A Story From Family in Israel by Norma Feder
Pesach and Batya Narkis are my cousins who were Holocaust survivors originally from Poland. After the war, they sailed on the ship “Exodus” from France in 1948, when Israel received its recognition as a Jewish state.
They were founders of a kibbutz near Haifa called Kibbutz Ein-Hashofet. They lived in an apartment at the kibbutz and their apartment complex had a garden with pecan trees. There were so many pecans from the trees that they decided to create a recipe using the nuts. Their son was a cook at the kibbutz, who later became a chef at the Plaza Hotel in New York City. For many years, Pesach and Batya remained at the kibbutz where they were very popular and lived great and healthy lives. Pesach was the postmaster.

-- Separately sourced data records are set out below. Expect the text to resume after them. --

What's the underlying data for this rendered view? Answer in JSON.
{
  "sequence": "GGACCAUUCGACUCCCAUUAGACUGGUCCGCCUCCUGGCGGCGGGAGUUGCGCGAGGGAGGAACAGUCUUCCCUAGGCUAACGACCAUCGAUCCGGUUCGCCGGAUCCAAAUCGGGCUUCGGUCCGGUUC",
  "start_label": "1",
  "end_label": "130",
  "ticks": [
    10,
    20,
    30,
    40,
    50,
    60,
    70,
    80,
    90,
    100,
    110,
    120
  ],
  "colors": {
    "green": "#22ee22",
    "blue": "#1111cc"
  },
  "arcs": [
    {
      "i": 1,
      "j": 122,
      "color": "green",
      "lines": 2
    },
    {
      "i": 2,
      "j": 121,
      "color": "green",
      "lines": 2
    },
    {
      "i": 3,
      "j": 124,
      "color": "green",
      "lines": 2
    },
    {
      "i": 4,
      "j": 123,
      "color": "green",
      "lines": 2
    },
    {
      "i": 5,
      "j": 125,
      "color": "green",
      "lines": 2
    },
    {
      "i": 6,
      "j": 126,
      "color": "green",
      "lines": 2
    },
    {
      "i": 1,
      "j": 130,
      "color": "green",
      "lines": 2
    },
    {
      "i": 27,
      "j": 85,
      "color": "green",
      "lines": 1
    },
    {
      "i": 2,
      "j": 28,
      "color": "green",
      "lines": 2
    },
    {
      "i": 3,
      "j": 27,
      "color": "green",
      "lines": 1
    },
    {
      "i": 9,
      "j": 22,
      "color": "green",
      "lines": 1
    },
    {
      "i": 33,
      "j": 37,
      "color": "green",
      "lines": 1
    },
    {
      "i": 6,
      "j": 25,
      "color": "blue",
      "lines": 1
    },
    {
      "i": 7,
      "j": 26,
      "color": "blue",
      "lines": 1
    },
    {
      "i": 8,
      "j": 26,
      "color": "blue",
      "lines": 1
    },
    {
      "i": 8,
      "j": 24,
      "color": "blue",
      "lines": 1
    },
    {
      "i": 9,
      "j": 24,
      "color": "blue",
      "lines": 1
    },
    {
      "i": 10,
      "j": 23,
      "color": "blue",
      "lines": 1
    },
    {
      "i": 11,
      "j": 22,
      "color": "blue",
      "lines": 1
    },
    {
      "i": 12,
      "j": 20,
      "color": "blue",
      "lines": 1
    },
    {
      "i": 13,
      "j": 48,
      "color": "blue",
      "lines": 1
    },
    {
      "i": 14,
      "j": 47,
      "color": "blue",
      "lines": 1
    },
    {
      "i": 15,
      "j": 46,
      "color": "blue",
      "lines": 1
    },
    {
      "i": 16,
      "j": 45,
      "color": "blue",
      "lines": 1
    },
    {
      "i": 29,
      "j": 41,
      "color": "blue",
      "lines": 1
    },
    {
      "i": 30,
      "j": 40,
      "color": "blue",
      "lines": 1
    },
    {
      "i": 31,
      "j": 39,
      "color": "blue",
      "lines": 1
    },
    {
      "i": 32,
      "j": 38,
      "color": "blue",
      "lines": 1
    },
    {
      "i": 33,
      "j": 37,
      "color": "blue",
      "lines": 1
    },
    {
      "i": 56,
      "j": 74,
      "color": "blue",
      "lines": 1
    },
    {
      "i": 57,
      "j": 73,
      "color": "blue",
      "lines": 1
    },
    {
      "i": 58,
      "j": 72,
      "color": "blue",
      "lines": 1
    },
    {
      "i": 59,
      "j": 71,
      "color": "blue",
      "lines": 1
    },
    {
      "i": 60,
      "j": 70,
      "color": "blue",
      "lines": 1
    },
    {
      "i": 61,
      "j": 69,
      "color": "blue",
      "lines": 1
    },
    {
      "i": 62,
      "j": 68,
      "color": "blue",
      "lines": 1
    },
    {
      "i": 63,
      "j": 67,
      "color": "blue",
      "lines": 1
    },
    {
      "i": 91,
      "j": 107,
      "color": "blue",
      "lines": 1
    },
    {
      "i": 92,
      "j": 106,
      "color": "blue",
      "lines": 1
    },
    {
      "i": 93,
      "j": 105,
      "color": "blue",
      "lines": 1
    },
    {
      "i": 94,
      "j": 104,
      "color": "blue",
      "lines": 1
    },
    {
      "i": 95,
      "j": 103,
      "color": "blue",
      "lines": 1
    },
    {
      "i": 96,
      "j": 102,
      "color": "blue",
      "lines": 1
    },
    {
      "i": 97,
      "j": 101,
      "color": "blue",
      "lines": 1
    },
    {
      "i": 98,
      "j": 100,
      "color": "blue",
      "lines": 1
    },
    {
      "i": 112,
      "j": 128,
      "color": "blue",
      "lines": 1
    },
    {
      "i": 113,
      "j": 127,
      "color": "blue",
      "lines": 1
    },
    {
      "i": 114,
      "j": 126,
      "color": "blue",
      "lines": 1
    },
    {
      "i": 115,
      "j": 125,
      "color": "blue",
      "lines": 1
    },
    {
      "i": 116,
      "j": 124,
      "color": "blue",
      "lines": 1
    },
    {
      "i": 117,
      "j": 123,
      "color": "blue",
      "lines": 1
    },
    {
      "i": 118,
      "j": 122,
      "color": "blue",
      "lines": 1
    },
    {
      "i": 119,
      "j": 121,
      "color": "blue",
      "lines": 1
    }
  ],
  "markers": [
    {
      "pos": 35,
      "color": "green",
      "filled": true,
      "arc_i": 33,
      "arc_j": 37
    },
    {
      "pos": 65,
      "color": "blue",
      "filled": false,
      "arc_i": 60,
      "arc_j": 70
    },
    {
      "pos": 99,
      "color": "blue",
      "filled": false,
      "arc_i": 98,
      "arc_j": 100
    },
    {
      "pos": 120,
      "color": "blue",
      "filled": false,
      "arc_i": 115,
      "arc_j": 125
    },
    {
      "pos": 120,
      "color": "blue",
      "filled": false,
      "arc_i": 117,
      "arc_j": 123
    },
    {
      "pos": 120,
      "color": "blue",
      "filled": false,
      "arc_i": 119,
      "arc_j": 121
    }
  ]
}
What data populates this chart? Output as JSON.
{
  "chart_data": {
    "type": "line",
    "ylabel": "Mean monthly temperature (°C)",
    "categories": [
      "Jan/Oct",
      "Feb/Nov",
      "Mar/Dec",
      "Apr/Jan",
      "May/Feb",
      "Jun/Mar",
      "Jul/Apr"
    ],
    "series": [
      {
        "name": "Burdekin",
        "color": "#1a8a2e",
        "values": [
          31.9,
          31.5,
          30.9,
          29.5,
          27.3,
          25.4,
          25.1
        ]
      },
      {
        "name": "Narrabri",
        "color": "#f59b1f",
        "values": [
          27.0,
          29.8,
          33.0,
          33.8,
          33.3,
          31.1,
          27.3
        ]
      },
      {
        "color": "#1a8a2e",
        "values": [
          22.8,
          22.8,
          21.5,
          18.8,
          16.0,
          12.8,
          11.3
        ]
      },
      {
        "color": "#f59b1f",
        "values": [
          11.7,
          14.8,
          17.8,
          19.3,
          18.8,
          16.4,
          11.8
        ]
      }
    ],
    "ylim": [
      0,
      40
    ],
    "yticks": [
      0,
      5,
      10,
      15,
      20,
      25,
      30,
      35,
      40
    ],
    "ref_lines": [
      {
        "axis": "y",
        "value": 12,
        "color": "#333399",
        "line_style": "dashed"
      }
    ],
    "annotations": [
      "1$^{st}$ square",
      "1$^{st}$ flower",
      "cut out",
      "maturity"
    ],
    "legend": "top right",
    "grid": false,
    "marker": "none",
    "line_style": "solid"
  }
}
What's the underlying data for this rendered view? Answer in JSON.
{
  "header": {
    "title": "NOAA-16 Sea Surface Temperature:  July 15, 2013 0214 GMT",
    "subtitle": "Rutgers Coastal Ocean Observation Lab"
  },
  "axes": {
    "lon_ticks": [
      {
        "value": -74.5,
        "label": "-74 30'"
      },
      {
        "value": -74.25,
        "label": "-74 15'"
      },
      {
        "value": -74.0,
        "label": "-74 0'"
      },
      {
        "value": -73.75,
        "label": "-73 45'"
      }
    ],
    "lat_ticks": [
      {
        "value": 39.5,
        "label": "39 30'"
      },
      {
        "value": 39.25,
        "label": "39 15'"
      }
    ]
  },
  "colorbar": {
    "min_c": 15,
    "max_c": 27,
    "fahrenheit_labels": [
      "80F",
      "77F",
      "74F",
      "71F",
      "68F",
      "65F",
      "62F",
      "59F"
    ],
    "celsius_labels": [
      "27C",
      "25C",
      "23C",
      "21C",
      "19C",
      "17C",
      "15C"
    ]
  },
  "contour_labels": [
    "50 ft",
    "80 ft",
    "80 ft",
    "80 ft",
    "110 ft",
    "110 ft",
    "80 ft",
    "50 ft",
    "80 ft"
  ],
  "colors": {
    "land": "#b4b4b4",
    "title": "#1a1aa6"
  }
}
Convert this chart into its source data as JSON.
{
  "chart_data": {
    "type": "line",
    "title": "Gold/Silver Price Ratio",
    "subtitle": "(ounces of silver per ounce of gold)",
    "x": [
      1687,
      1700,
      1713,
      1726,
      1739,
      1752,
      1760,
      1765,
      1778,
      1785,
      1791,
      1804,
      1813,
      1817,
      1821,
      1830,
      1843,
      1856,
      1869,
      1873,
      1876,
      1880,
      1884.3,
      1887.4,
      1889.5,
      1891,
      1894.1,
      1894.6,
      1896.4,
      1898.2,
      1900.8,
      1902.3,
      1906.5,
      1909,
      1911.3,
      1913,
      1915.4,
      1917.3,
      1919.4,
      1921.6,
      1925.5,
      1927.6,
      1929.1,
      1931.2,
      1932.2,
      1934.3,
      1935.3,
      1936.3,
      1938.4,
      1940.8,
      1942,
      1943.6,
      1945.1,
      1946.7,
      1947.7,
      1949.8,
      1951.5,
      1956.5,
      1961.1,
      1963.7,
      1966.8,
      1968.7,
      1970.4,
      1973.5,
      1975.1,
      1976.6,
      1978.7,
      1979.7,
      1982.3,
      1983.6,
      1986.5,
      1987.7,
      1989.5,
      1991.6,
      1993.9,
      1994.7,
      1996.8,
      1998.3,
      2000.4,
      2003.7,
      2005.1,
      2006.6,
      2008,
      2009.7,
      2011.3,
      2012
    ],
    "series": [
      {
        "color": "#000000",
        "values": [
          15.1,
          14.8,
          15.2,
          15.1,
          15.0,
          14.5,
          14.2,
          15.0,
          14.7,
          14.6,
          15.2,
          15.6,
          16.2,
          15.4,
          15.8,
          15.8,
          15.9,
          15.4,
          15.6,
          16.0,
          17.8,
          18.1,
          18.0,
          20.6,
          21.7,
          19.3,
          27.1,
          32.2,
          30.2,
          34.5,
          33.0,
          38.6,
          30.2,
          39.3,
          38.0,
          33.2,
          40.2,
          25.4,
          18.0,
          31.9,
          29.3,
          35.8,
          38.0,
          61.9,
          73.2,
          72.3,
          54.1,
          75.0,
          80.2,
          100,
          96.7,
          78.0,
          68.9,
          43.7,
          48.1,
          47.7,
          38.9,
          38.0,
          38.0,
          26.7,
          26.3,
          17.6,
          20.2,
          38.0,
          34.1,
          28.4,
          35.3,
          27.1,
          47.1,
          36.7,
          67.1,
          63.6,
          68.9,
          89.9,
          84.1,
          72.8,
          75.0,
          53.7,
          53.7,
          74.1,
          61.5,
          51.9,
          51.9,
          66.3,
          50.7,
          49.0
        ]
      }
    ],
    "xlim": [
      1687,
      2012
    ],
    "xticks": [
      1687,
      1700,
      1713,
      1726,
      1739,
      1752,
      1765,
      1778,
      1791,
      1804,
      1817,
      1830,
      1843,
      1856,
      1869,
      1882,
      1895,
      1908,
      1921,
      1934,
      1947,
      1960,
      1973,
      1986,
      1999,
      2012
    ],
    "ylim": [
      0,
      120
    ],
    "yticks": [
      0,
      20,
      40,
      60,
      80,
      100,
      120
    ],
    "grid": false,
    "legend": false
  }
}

About 20 years ago, I visited them at the kibbutz. They shared this pecan recipe with me verbally, and I wrote it as they told it to me.
3 cups sifted flour
1 1/3 cups halved pecans
1 cup white sugar
3 tsp. baking powder
1 tsp. vanilla
1 tsp. lime juice
2 eggs, separated
3/4 lb. melted margarine
1 tsp. white sugar
Preheat oven to 350°
To sifted flour, add baking powder and 1 cup sugar. Combine beaten egg yolks with vanilla and lime juice and cooled melted margarine. Combine flour mixture with egg yolk mixture to get crumbly dough. In a 9 x 13 inch pan lined with parchment paper, pat dough down until smooth. Beat egg whites slightly and pour over dough. Blot with paper towels to take off excess so dough isn’t too wet. Sprinkle 1 tsp. sugar over egg whites. Spread pecans evenly on top of dough and press down with hands. Bake at 350° for 22 minutes until top is browned – longer if necessary. Let cool and cut into squares.